A reasonable method for crediting adjuncts' hours of service
In February of this year, the IRS issued final regulations regarding the employer responsibility provisions of the ACA. Those regulations note the difficulty of measuring hours for adjunct faculty and go on to provide a general standard requiring reasonableness. They also provide one specific method of measurement that may be used. Under the method:
- 2.25 hours per week would be credited for each hour of teaching or classroom time
- 1.0 hour of service per week would be credited for each additional hour of service outside the classroom performing required duties (e.g., office hours, department meetings).
The IRS indicates that this calculation method may be relied upon through the end of 2015, possibly longer.
Note: For more (very) detailed information, the language below is taken directly from the applicable IRS guidance.
Regulation §54.4980H (Preamble)
C. Application of hours of service to certain employees.

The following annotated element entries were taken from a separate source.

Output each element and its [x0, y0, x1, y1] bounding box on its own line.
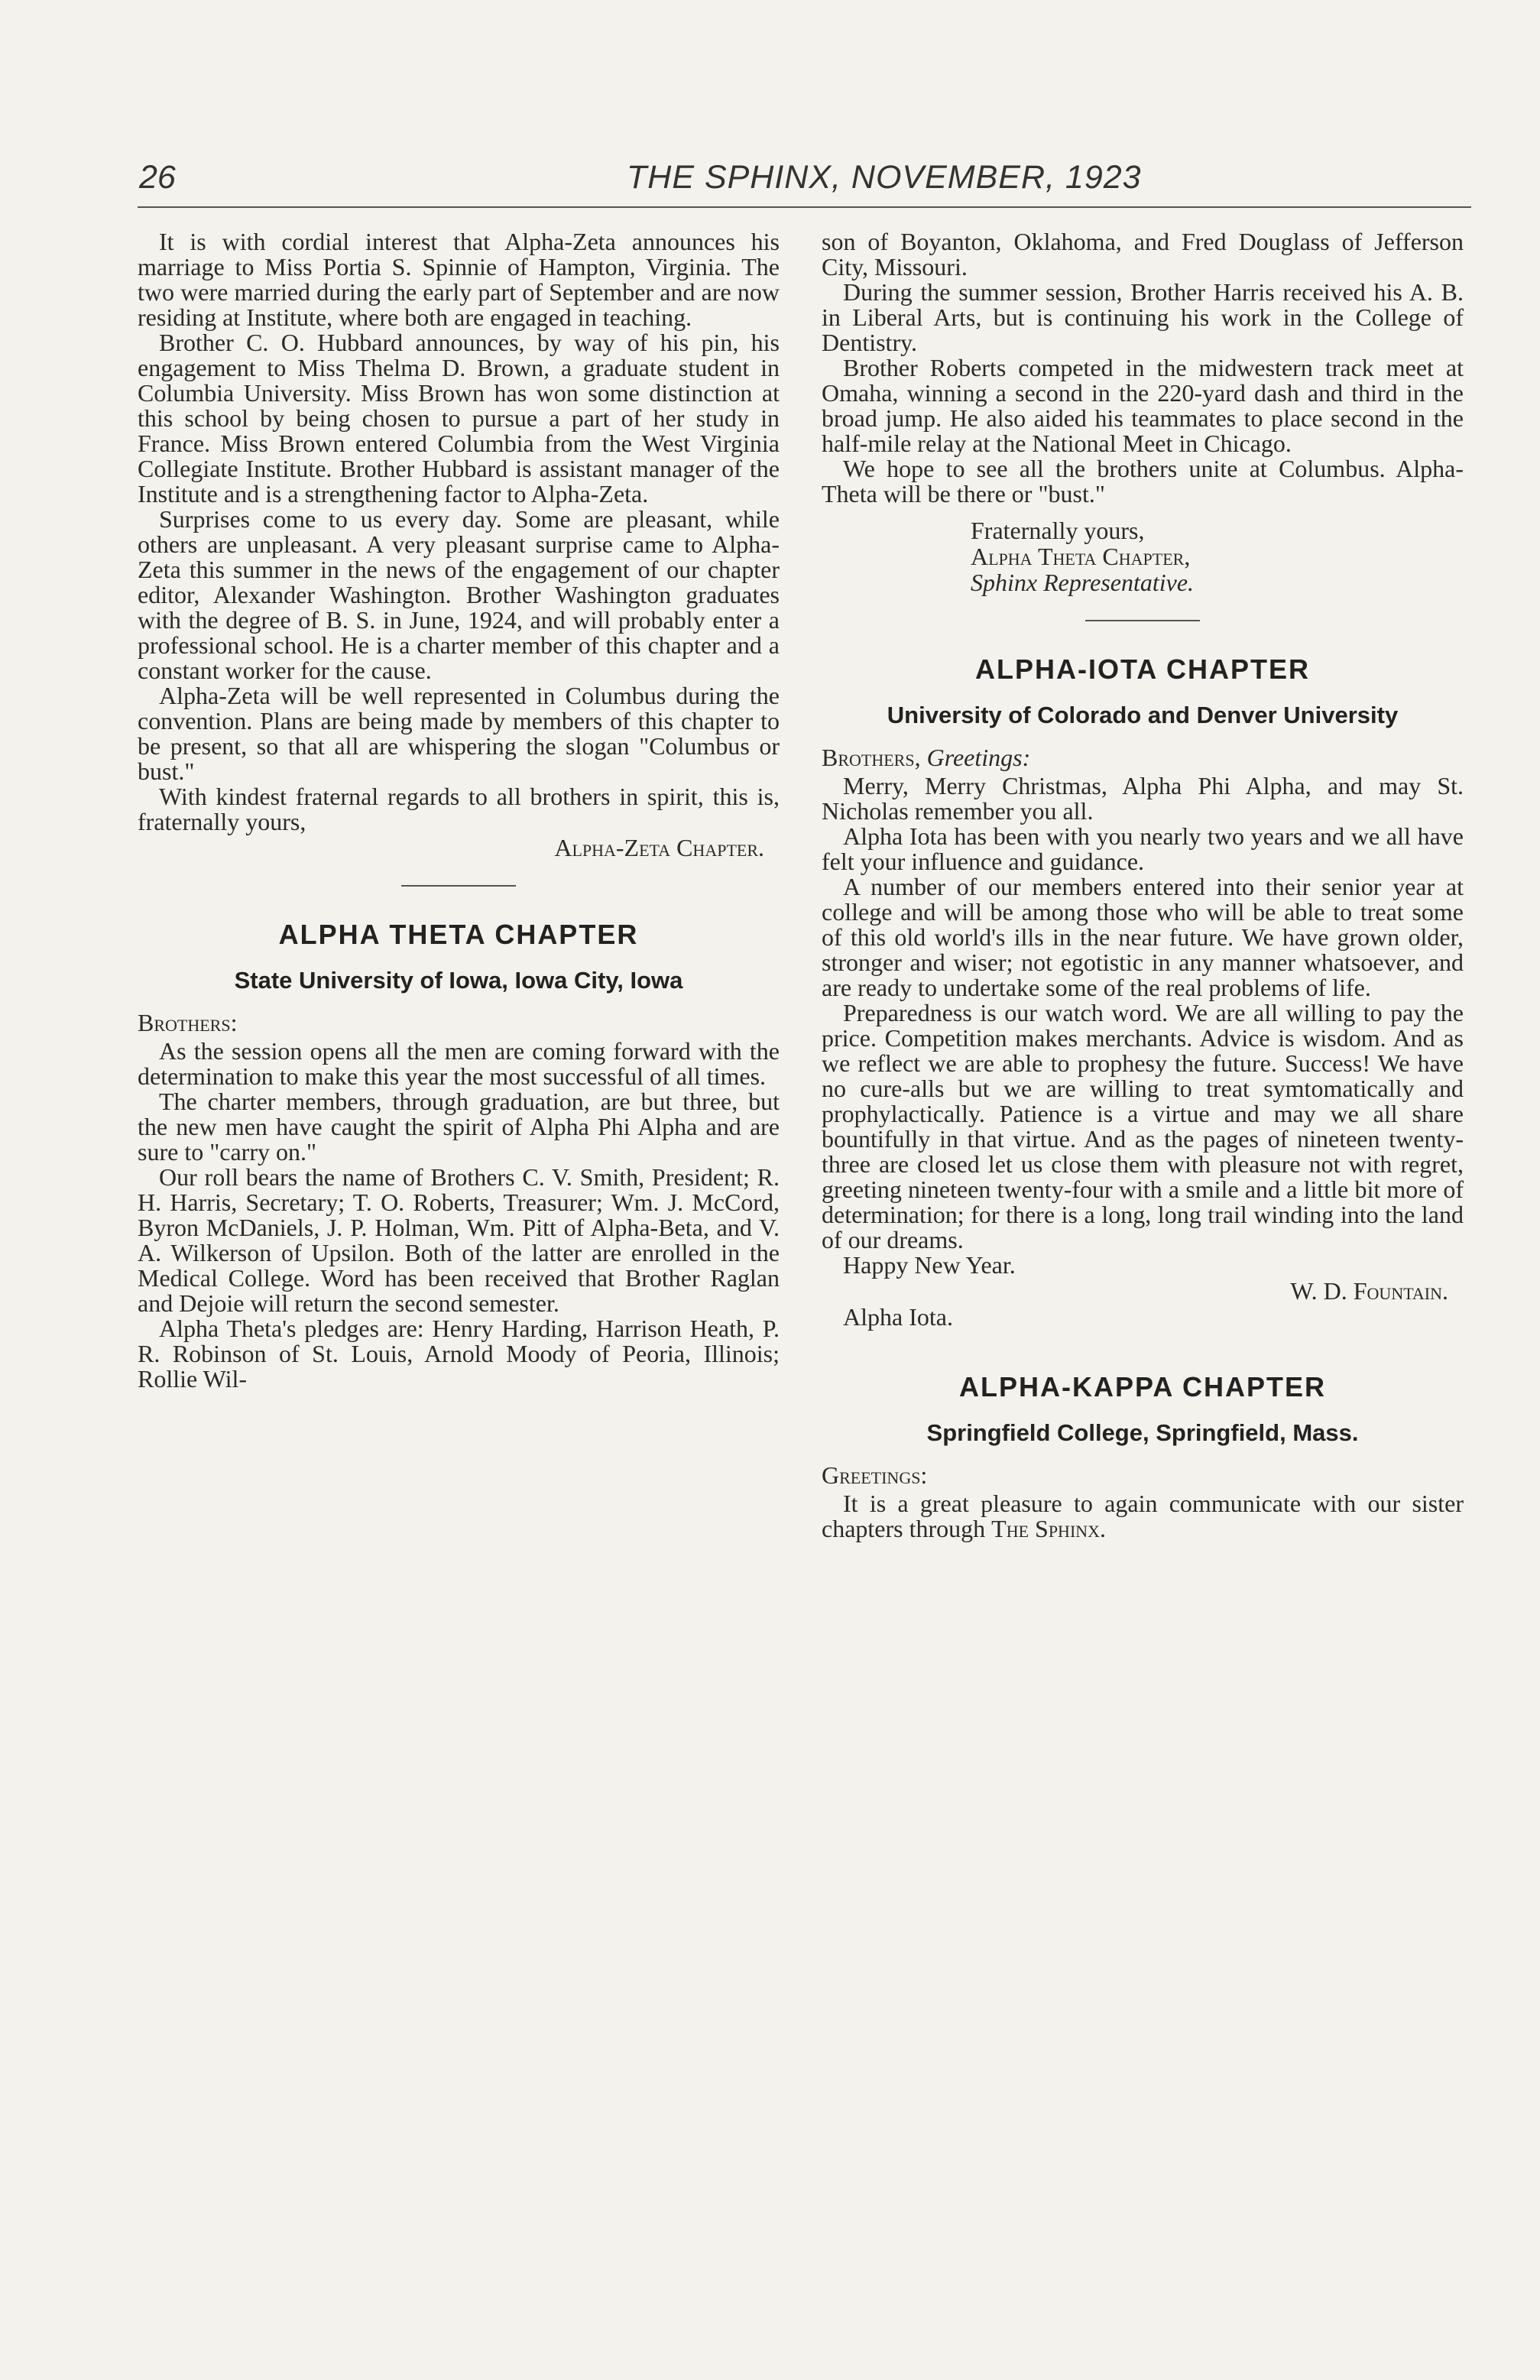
chapter-location: Springfield College, Springfield, Mass. [926, 1419, 1359, 1446]
paragraph: Alpha Theta's pledges are: Henry Harding, Harrison Heath, P. R. Robinson of St. Louis, Arnold Moody of Peoria, Illinois; Rollie Wil- [138, 1315, 780, 1393]
section-divider [401, 885, 516, 887]
section-spacer [1085, 1347, 1200, 1348]
spacer [822, 507, 1464, 517]
paragraph-text: It is a great pleasure to again communicate with our sister chapters through [822, 1490, 1464, 1542]
chapter-title: ALPHA THETA CHAPTER [278, 919, 639, 950]
paragraph: Brother Roberts competed in the midwestern track meet at Omaha, winning a second in the 220-yard dash and third in the broad jump. He also aided his teammates to place second in the half-mile relay at the National Meet in Chicago. [822, 354, 1464, 457]
left-column [138, 229, 780, 1392]
paragraph: Preparedness is our watch word. We are all willing to pay the price. Competition makes merchants. Advice is wisdom. And as we reflect we are able to prophesy the future. Success! We have no cure-alls but we are willing to treat symtomatically and prophylactically. Patience is a virtue and may we all share bountifully in that virtue. And as the pages of nineteen twenty-three are closed let us close them with pleasure not with regret, greeting nineteen twenty-four with a smile and a little bit more of determination; for there is a long, long trail winding into the land of our dreams. [822, 999, 1464, 1253]
paragraph: Merry, Merry Christmas, Alpha Phi Alpha, and may St. Nicholas remember you all. [822, 772, 1464, 825]
alpha-theta-continued [822, 229, 1464, 595]
chapter-line: Alpha Iota. [843, 1303, 953, 1331]
representative-title: Sphinx Representative. [971, 569, 1195, 596]
running-header [138, 153, 1471, 208]
paragraph: Brother C. O. Hubbard announces, by way of his pin, his engagement to Miss Thelma D. Brown, a graduate student in Columbia University. Miss Brown has won some distinction at this school by being chosen to pursue a part of her study in France. Miss Brown entered Columbia from the West Virginia Collegiate Institute. Brother Hubbard is assistant manager of the Institute and is a strengthening factor to Alpha-Zeta. [138, 329, 780, 507]
paragraph: Alpha-Zeta will be well represented in Columbus during the convention. Plans are being made by members of this chapter to be present, so that all are whispering the slogan "Columbus or bust." [138, 682, 780, 785]
paragraph: It is with cordial interest that Alpha-Zeta announces his marriage to Miss Portia S. Spinnie of Hampton, Virginia. The two were married during the early part of September and are now residing at Institute, where both are engaged in teaching. [138, 228, 780, 331]
closing: Fraternally yours, [971, 517, 1145, 544]
right-column [822, 229, 1464, 1542]
alpha-iota-section [822, 653, 1464, 1330]
chapter-signature: Alpha-Zeta Chapter. [554, 834, 764, 861]
chapter-title: ALPHA-KAPPA CHAPTER [958, 1371, 1326, 1402]
chapter-location: State University of Iowa, Iowa City, Iowa [234, 967, 683, 994]
chapter-signature: Alpha Theta Chapter, [971, 543, 1191, 570]
paragraph: Alpha Iota has been with you nearly two years and we all have felt your influence and guidance. [822, 822, 1464, 875]
paragraph: The charter members, through graduation, are but three, but the new men have caught the spirit of Alpha Phi Alpha and are sure to "carry on." [138, 1088, 780, 1166]
greeting-brothers: Brothers, [822, 744, 921, 771]
paragraph [822, 1491, 1464, 1542]
paragraph: Surprises come to us every day. Some are pleasant, while others are unpleasant. A very pleasant surprise came to Alpha-Zeta this summer in the news of the engagement of our chapter editor, Alexander Washington. Brother Washington graduates with the degree of B. S. in June, 1924, and will probably enter a professional school. He is a charter member of this chapter and a constant worker for the cause. [138, 505, 780, 684]
greeting: Brothers: [138, 1009, 238, 1036]
paragraph: With kindest fraternal regards to all brothers in spirit, this is, fraternally yours, [138, 783, 780, 835]
paragraph: As the session opens all the men are coming forward with the determination to make this year the most successful of all times. [138, 1037, 780, 1090]
chapter-title: ALPHA-IOTA CHAPTER [975, 653, 1310, 685]
section-divider [1085, 620, 1200, 621]
alpha-theta-section [138, 919, 780, 1392]
greeting [822, 744, 1464, 770]
chapter-location: University of Colorado and Denver University [887, 702, 1399, 728]
greeting-italic: Greetings: [926, 744, 1031, 771]
paragraph: Happy New Year. [843, 1251, 1016, 1279]
greeting: Greetings: [822, 1461, 928, 1489]
paragraph: Our roll bears the name of Brothers C. V. Smith, President; R. H. Harris, Secretary; T. O. Roberts, Treasurer; Wm. J. McCord, Byron McDaniels, J. P. Holman, Wm. Pitt of Alpha-Beta, and V. A. Wilkerson of Upsilon. Both of the latter are enrolled in the Medical College. Word has been received that Brother Raglan and Dejoie will return the second semester. [138, 1163, 780, 1317]
author-signature: W. D. Fountain. [1290, 1277, 1448, 1305]
paragraph: A number of our members entered into their senior year at college and will be among those who will be able to treat some of this old world's ills in the near future. We have grown older, stronger and wiser; not egotistic in any manner whatsoever, and are ready to undertake some of the real problems of life. [822, 873, 1464, 1001]
paragraph: We hope to see all the brothers unite at Columbus. Alpha-Theta will be there or "bust." [822, 455, 1464, 507]
page-number: 26 [139, 159, 176, 196]
alpha-kappa-section [822, 1371, 1464, 1542]
alpha-zeta-section [138, 229, 780, 861]
paragraph: During the summer session, Brother Harris received his A. B. in Liberal Arts, but is continuing his work in the College of Dentistry. [822, 278, 1464, 356]
paragraph: son of Boyanton, Oklahoma, and Fred Douglass of Jefferson City, Missouri. [822, 228, 1464, 280]
publication-name: The Sphinx. [991, 1515, 1107, 1542]
publication-title: THE SPHINX, NOVEMBER, 1923 [627, 159, 1142, 196]
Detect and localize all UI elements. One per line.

Commenters requested guidance on the application of the hours of service definition to certain categories of employees whose hours of service are particularly challenging to identify or track or for whom the final regulations’ general rules for determining hours of service may present special difficulties…Until further guidance is issued, employers of adjunct faculty, employers of employees with layover hours, including the airline industry, and employers of employees with on-call hours, as described in sections VI.C.1 through VI.C.3 of this preamble, respectively, are required to use a reasonable method of crediting hours of service that is consistent with section 4980H. Further, employers of other employees whose hours of service are particularly challenging to identify or track or for whom the final regulations’ general rules for determining hours of service may present special difficulties, such as commissioned salespeople, are required to use a reasonable method of crediting hours of service that is consistent with section 4980H…
1. Adjunct Faculty.
Commenters raised issues relating to adjunct faculty who receive compensation for teaching a certain number of classes (or credits) and whose compensation is not based on the actual time spent on non-classroom activities such as class preparation, grading papers and exams, and counseling students…Until further guidance is issued, employers of adjunct faculty (and of employees in other positions that raise analogous issues with respect to the crediting of hours of service) are required to use a reasonable method for crediting hours of service with respect to those employees that is consistent with section 4980H…
After reviewing these comments, the Treasury Department and the IRS have determined that, until further guidance is issued, one (but not the only) method that is reasonable for this purpose would credit an adjunct faculty member of an institution of higher education with (a) 2 1/4 hours of service (representing a combination of teaching or classroom time and time performing related tasks such as class preparation and grading of examinations or papers) per week for each hour of teaching or classroom time (in other words, in addition to crediting an hour of service for each hour teaching in the classroom, this method would credit an additional 1 1/4 hours for activities such as class preparation and grading) and, separately, (b) an hour of service per week for each additional hour outside of the classroom the faculty member spends performing duties he or she is required to perform (such as required office hours or required attendance at faculty meetings).
Although further guidance may be issued regarding these matters, the method described in the preceding paragraph may be relied upon at least through the end of 2015.